For even amidst the hardest of our ordinary fasts, we find comfort in community. On Yom Kippur, Jews attend prayer services in synagogue and come together for Kol Nidre and a break fast. During Lent, Christians gather weekly for worship and share in Holy Week observances. During Ramadan, Muslims gather for prayer throughout the day, concluding with prayers and a break-fast meal called the Iftar. In all these and more, our fasting is made easier by our access to the communities with which we take up the burdens. The shared experience and companionship during the fasts makes them easier to bear.

In our global fast, brought on by the necessary responses to a pandemic, we are deprived of this essential human connection in community. And while we make accommodation to gather virtually in online meetings or streamed ceremonies, we know that in the end, we are still fasting from the most important resource we have as human beings: one another.

But as with all times of fasting, we have the opportunity to practice and to perfect some spiritual disciplines that can refresh not only our souls, but the world itself.
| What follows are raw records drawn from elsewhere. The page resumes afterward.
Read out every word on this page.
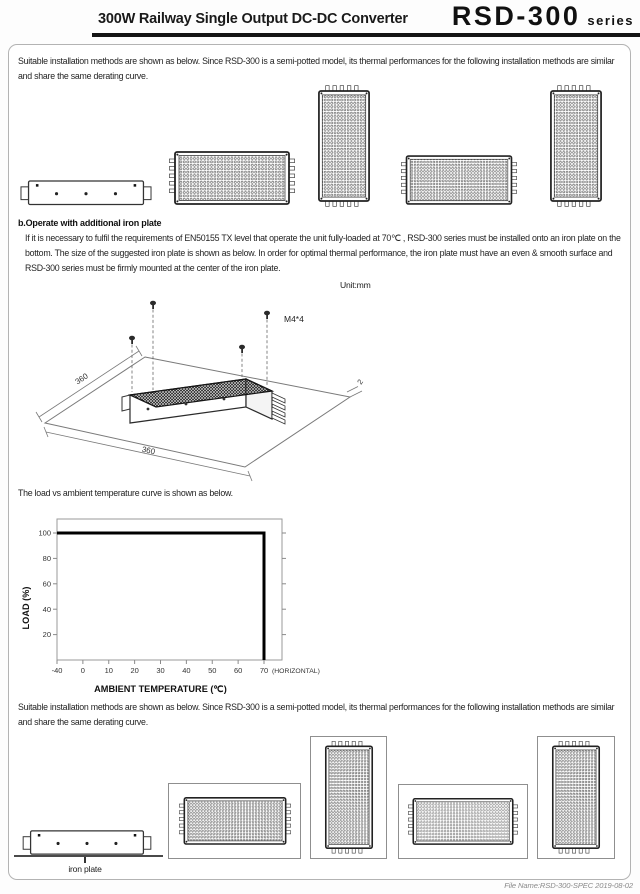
300W Railway Single Output DC-DC Converter RSD-300 series
Suitable installation methods are shown as below. Since RSD-300 is a semi-potted model, its thermal performances for the following installation methods are similar and share the same derating curve.
b.Operate with additional iron plate
If it is necessary to fulfil the requirements of EN50155 TX level that operate the unit fully-loaded at 70℃ , RSD-300 series must be installed onto an iron plate on the bottom. The size of the suggested iron plate is shown as below. In order for optimal thermal performance, the iron plate must have an even & smooth surface and RSD-300 series must be firmly mounted at the center of the iron plate.
Unit:mm
360
360	2
M4*4
The load vs ambient temperature curve is shown as below.
20
40
60
80
100
-40 0	10 20 30 40 50 60 70 (HORIZONTAL)
AMBIENT TEMPERATURE (℃)
LOAD (%)
Suitable installation methods are shown as below. Since RSD-300 is a semi-potted model, its thermal performances for the following installation methods are similar and share the same derating curve.
iron plate
File Name:RSD-300-SPEC 2019-08-02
We can perfect the care that we as a society must take to protect the most vulnerable among us. We can perfect the ways that we seek to provide resources to those in need of medical care. We can perfect the appreciation we have for those in the health care industry and seek to ensure that they have the resources they need, just was we seek to make their resource available to all who need it. We can perfect the respect and care due our teachers, whose Herculean daily tasks have become evident to so many of us. We can perfect our appreciation for science and the hard work of experts. We can perfect our respect for the dignity—and essential nature—of work we took for granted: farm and produce workers, supermarket workers, mail carriers, and other work that provides our baseline sustenance. We can perfect our appreciation for the fact that in a time of global crisis, we are stronger together than apart. And in the face of a virus that does not discriminate based on race, sex, class, orientation, gender, national origin, political opinion, or religion, we can perfect our appreciation for our common humanity and the common mortality that binds us together.

close up photo of raisins and dates
Photo by Naim Benjelloun on Pexels.com

At the end of each day’s Ramadan fast, the fast is usually broken with a few sips of water and a couple of dates. This small bit of refreshment and sweetness is enough to satisfy for a moment before the prayers that will soon take place; enough to prevent the desire to gorge yourself immediately after sunset.

When this global fast is over, it will be the same way for us. There will be opportunities to reconnect that, though modest, will offer us that same refreshment, that same sweetness after the long wait. And, if we are lucky and have learned the lessons of our fasting, we will not gorge ourselves on the old world, the world that was before COVID-19, but will take the disciplines we have practiced, the spiritual lessons we have learned into the post-pandemic world to make it a better one for all of us.